Editor: Colin Miller
Univ. of South Carolina School of Law

Monday, March 10, 2025

Supreme Court of Mississippi Reverses Drug Convictions Based on Unsupported Testimony About Edibles Being Designed For Children & Dangerous to Them

It's a simple principle of evidence law: Any testimony must be supported by an evidentiary basis. When a witness for the prosecution shoots from the hip with testimony untethered to any evidentiary basis, there's error. When that error inflames the passions of the jury, it's grounds for a new trial. A good example of this can be found in the recent opinion of the Supreme Court of Mississippi in Minor v. State, 2025 WL 634311 (Miss. 2025).

In Minor, Zachary Minor was prosecuted for possession of marijuana and trafficking of Tetrahydrocannabinol (THC), specifically THC edibles.

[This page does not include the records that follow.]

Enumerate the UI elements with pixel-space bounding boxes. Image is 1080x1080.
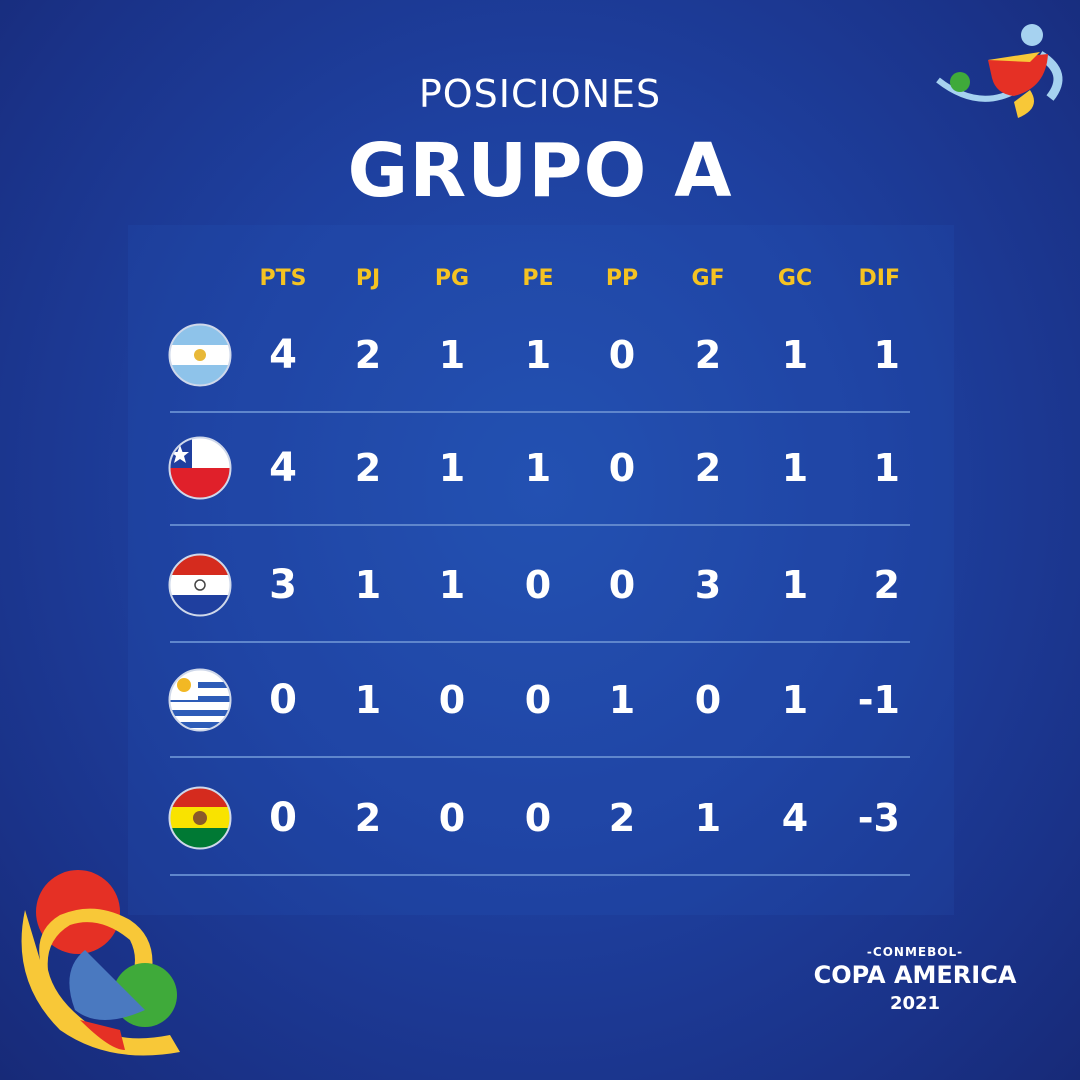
cell-pp: 1 <box>608 678 636 722</box>
cell-pp: 2 <box>608 796 636 840</box>
brand-org: -CONMEBOL- <box>866 945 964 959</box>
cell-pts: 3 <box>269 562 297 608</box>
cell-pj: 2 <box>354 333 382 377</box>
column-header-pe: PE <box>522 266 554 291</box>
cell-pg: 1 <box>438 563 466 607</box>
column-header-gf: GF <box>691 266 725 291</box>
cell-pj: 2 <box>354 796 382 840</box>
copa-america-logo: -CONMEBOL- COPA AMERICA 2021 <box>800 945 1030 1014</box>
cell-pe: 0 <box>524 678 552 722</box>
bolivia-flag-icon <box>168 786 232 850</box>
column-header-gc: GC <box>777 266 813 291</box>
cell-pj: 2 <box>354 446 382 490</box>
cell-gf: 2 <box>694 333 722 377</box>
column-header-dif: DIF <box>858 266 900 291</box>
column-header-pg: PG <box>434 266 470 291</box>
row-divider <box>170 411 910 413</box>
cell-pj: 1 <box>354 563 382 607</box>
cell-pg: 1 <box>438 446 466 490</box>
cell-pe: 0 <box>524 563 552 607</box>
cell-gc: 4 <box>781 796 809 840</box>
brand-name: COPA AMERICA <box>813 961 1017 989</box>
row-divider <box>170 874 910 876</box>
cell-pts: 0 <box>269 795 297 841</box>
table-panel <box>128 225 954 915</box>
cell-dif: 2 <box>873 563 900 607</box>
table-row: 3 1 1 0 0 3 1 2 <box>0 549 1080 665</box>
cell-gf: 2 <box>694 446 722 490</box>
cell-pp: 0 <box>608 446 636 490</box>
table-row: 0 1 0 0 1 0 1 -1 <box>0 664 1080 780</box>
cell-pp: 0 <box>608 563 636 607</box>
cell-dif: -3 <box>857 796 900 840</box>
subtitle: POSICIONES <box>418 72 662 116</box>
cell-gc: 1 <box>781 333 809 377</box>
cell-gf: 1 <box>694 796 722 840</box>
page-title: GRUPO A <box>347 128 733 214</box>
cell-gc: 1 <box>781 563 809 607</box>
row-divider <box>170 524 910 526</box>
cell-pe: 1 <box>524 333 552 377</box>
argentina-flag-icon <box>168 323 232 387</box>
cell-pe: 0 <box>524 796 552 840</box>
cell-dif: 1 <box>873 333 900 377</box>
column-header-pj: PJ <box>355 266 381 291</box>
cell-gc: 1 <box>781 678 809 722</box>
paraguay-flag-icon <box>168 553 232 617</box>
cell-pts: 4 <box>269 445 297 491</box>
cell-dif: 1 <box>873 446 900 490</box>
row-divider <box>170 641 910 643</box>
cell-pe: 1 <box>524 446 552 490</box>
copa-logo-icon <box>21 870 180 1056</box>
column-header-pp: PP <box>605 266 639 291</box>
brand-year: 2021 <box>889 993 941 1014</box>
uruguay-flag-icon <box>168 668 232 732</box>
cell-gf: 3 <box>694 563 722 607</box>
cell-pj: 1 <box>354 678 382 722</box>
cell-pts: 4 <box>269 332 297 378</box>
cell-dif: -1 <box>857 678 900 722</box>
player-logo-icon <box>936 24 1063 118</box>
cell-pg: 0 <box>438 796 466 840</box>
cell-pts: 0 <box>269 677 297 723</box>
table-row: 4 2 1 1 0 2 1 1 <box>0 432 1080 548</box>
chile-flag-icon <box>168 436 232 500</box>
cell-pg: 0 <box>438 678 466 722</box>
column-header-pts: PTS <box>259 266 307 291</box>
cell-pp: 0 <box>608 333 636 377</box>
table-row: 4 2 1 1 0 2 1 1 <box>0 319 1080 435</box>
row-divider <box>170 756 910 758</box>
cell-pg: 1 <box>438 333 466 377</box>
cell-gf: 0 <box>694 678 722 722</box>
cell-gc: 1 <box>781 446 809 490</box>
table-row: 0 2 0 0 2 1 4 -3 <box>0 782 1080 898</box>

At trial, Mississippi Bureau of Narcotics (MBN) Agents Jerry Stewart testified as follows:

[THE STATE]: Agent Stewart, in your experience as an MBN agent, have you seen drugs disguised as candy in the past?

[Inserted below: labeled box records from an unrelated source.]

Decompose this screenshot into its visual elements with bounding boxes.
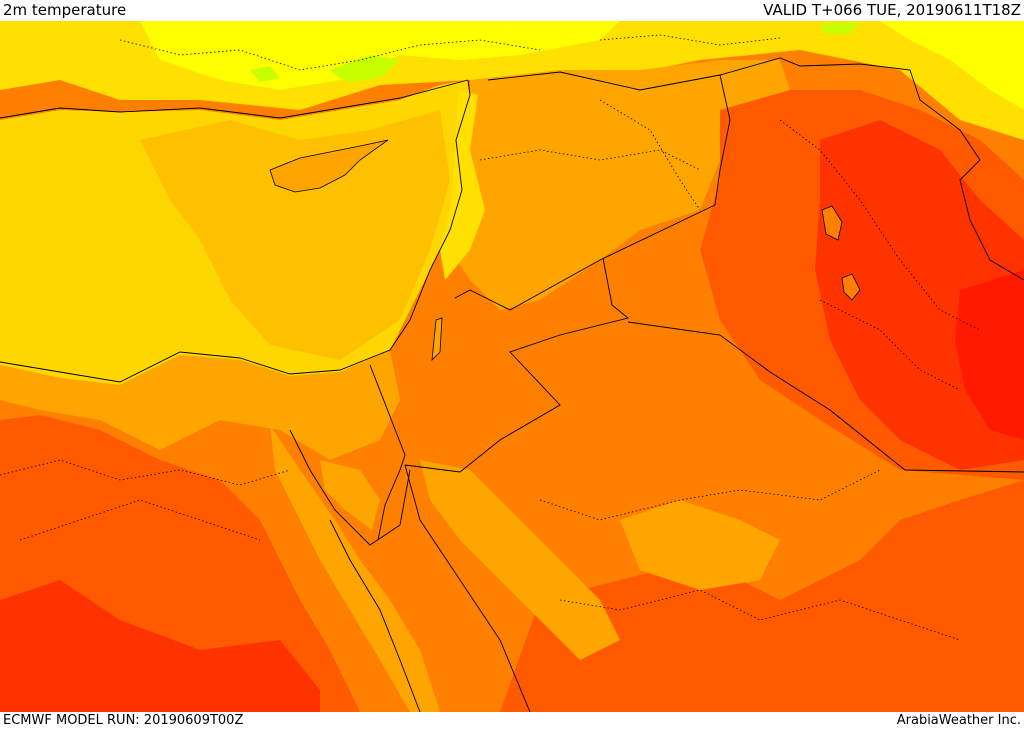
sea-amber-patches: [140, 110, 450, 360]
map-title: 2m temperature: [3, 1, 127, 19]
lake-habbaniyah: [841, 273, 861, 301]
country-borders: [0, 57, 1024, 712]
levant-amber-belt: [450, 60, 790, 310]
province-borders: [0, 34, 981, 641]
arabia-red-orange-south: [500, 480, 1024, 712]
credit-label: ArabiaWeather Inc.: [896, 713, 1021, 728]
model-run-label: ECMWF MODEL RUN: 20190609T00Z: [3, 713, 244, 728]
bright-yellow-ne: [880, 21, 1024, 110]
egypt-amber-band: [0, 350, 400, 460]
temperature-map[interactable]: [0, 21, 1024, 712]
header-bar: 2m temperature VALID T+066 TUE, 20190611…: [0, 0, 1024, 21]
kuwait-hot-red: [955, 270, 1024, 440]
map-canvas: [0, 21, 1024, 712]
arabia-amber-streaks: [420, 460, 620, 660]
dead-sea: [431, 317, 443, 362]
red-sea-coast-red: [0, 580, 320, 712]
arabia-amber-patch: [620, 500, 780, 590]
valid-time-label: VALID T+066 TUE, 20190611T18Z: [763, 1, 1021, 19]
cyprus-island: [269, 139, 389, 193]
lake-tharthar: [821, 205, 843, 241]
footer-bar: ECMWF MODEL RUN: 20190609T00Z ArabiaWeat…: [0, 712, 1024, 729]
coast-yellow-strip: [440, 90, 485, 280]
sinai-amber: [320, 460, 380, 530]
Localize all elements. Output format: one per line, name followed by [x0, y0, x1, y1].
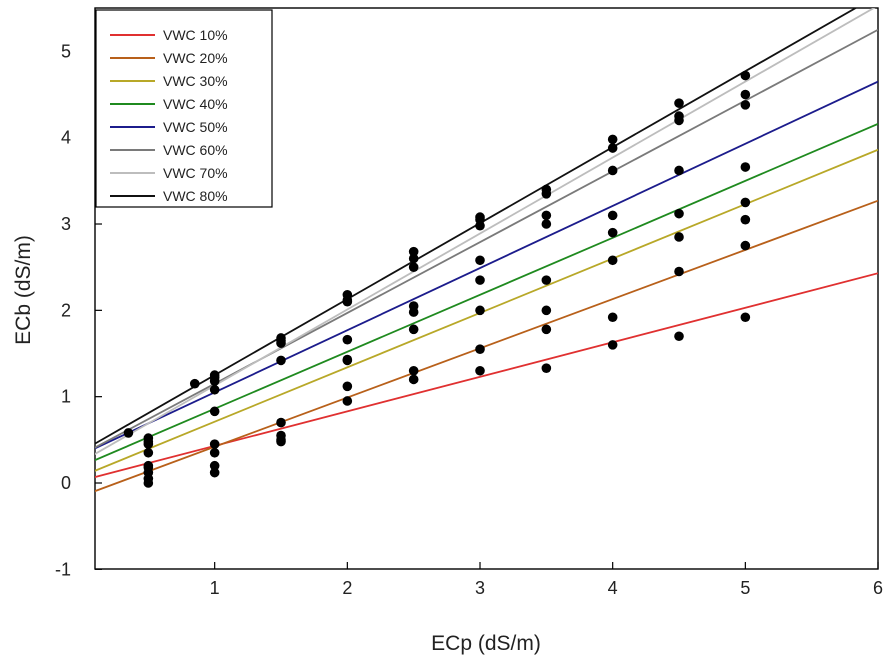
data-point [541, 210, 552, 221]
data-point [541, 275, 552, 285]
data-point [607, 143, 618, 153]
data-point [143, 462, 154, 473]
fit-line [95, 272, 878, 478]
legend-label: VWC 40% [163, 96, 228, 112]
data-point [408, 253, 419, 264]
data-point [475, 212, 485, 222]
data-point [475, 365, 485, 376]
data-point [541, 324, 552, 335]
data-point [674, 111, 684, 121]
data-point [143, 433, 154, 443]
data-point [123, 428, 134, 438]
y-tick-label: 1 [61, 387, 71, 407]
data-point [674, 98, 684, 108]
data-point [276, 430, 286, 441]
data-point [740, 89, 751, 100]
data-point [740, 312, 751, 323]
data-point [607, 210, 618, 221]
legend-label: VWC 10% [163, 27, 228, 43]
data-point [607, 340, 618, 350]
y-tick-label: 0 [61, 473, 71, 493]
x-tick-label: 3 [475, 578, 485, 598]
data-point [408, 374, 419, 385]
data-point [276, 355, 286, 366]
data-point [209, 460, 220, 471]
data-point [607, 255, 618, 266]
legend-label: VWC 80% [163, 188, 228, 204]
data-point [475, 305, 485, 316]
data-point [342, 354, 353, 365]
data-point [674, 232, 684, 242]
data-point [342, 290, 353, 300]
data-point [607, 134, 618, 145]
data-point [541, 363, 552, 373]
x-tick-label: 4 [608, 578, 618, 598]
x-tick-label: 2 [342, 578, 352, 598]
data-point [209, 467, 220, 478]
data-point [674, 266, 684, 277]
data-point [740, 162, 751, 172]
plot-frame [94, 7, 879, 570]
legend-label: VWC 60% [163, 142, 228, 158]
data-point [475, 344, 485, 354]
y-tick-label: 2 [61, 300, 71, 320]
data-point [408, 301, 419, 311]
y-tick-label: -1 [55, 559, 71, 579]
data-point [209, 447, 220, 458]
data-point [740, 240, 751, 251]
data-point [408, 246, 419, 257]
x-tick-label: 6 [873, 578, 883, 598]
data-point [209, 406, 220, 417]
data-point [276, 417, 286, 428]
data-point [342, 334, 353, 345]
data-point [740, 100, 751, 110]
data-point [607, 312, 618, 323]
data-point [342, 396, 353, 406]
y-tick-label: 3 [61, 214, 71, 234]
data-point [408, 365, 419, 376]
x-tick-label: 5 [740, 578, 750, 598]
data-point [740, 214, 751, 225]
data-point [276, 333, 286, 343]
data-point [408, 324, 419, 335]
data-point [607, 227, 618, 238]
x-tick-label: 1 [210, 578, 220, 598]
x-axis-title: ECp (dS/m) [431, 632, 541, 655]
legend-label: VWC 30% [163, 73, 228, 89]
data-point [541, 305, 552, 316]
data-point [541, 184, 552, 195]
y-tick-label: 4 [61, 128, 71, 148]
y-tick-label: 5 [61, 41, 71, 61]
y-axis-title: ECb (dS/m) [12, 235, 35, 345]
data-point [408, 262, 419, 272]
x-axis: 1 2 3 4 5 6 [210, 562, 883, 598]
data-point [209, 384, 220, 395]
data-point [740, 70, 751, 81]
y-axis: -1 0 1 2 3 4 5 [55, 41, 102, 579]
legend-label: VWC 70% [163, 165, 228, 181]
data-point [674, 165, 684, 176]
legend-box [95, 9, 273, 208]
data-point [475, 275, 485, 285]
data-point [143, 478, 154, 488]
legend-label: VWC 50% [163, 119, 228, 135]
data-point [209, 370, 220, 380]
data-point [342, 381, 353, 392]
data-point [143, 447, 154, 458]
data-point [674, 208, 684, 219]
legend: VWC 10% VWC 20% VWC 30% VWC 40% VWC 50% VWC 6… [95, 9, 273, 208]
data-point [541, 219, 552, 229]
data-point [189, 378, 200, 389]
data-point [209, 439, 220, 449]
legend-label: VWC 20% [163, 50, 228, 66]
data-point [607, 165, 618, 176]
data-point [740, 197, 751, 208]
data-point [475, 255, 485, 266]
data-points [123, 70, 751, 488]
data-point [674, 331, 684, 342]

[AGENT STEWART]: Yes, sir.

[THE STATE]: What is the specific danger of those type items?

[AGENT STEWART]: A lot of times they will be marketed to young children to be honest with you.

[THE STATE]: Do grown folks need their drugs disguised for them?

[AGENT STEWART]: No, sir.

[THE STATE]: Have you in your experience ever seen a child that has gotten ahold of some of these drugs that were marketed for them?

[AGENT STEWART]: Yes, sir. I have seen children go to the hospital due to what looked to be candy –

[THE DEFENSE]: Your Honor, object to relevance.

[THE STATE]: Your Honor, it's relevant because these products are marketed in that way, and this is the evidence that the -- they retrieved from the defendant. It's relevant.

[THE DEFENSE]: More prejudicial than probative.

[THE COURT]: The Court is going to sustain the objection.

The Supreme Court of Mississippi characterized this "testimony regarding the effect of edibles on children" to be "without an evidentiary basis" because there was no evidence that Minor was selling the edibles to minors. On appeal, this led to the reversal of Minor's convictions. According to the court,

the State elicited inflammatory testimony regarding the effect of edibles on children with no evidentiary basis for doing so, which violated Minor's right not to have the jury unjustly prejudiced against him....Here, the State's eliciting the effect of edibles on children could have had only one purpose: to suggest to the jury that Minor was affirmatively endangering children. That suggestion is without question a vilification of Minor that ventured well beyond the evidentiary confines of the charges against him....Accordingly, the State committed prosecutorial misconduct by eliciting the testimony.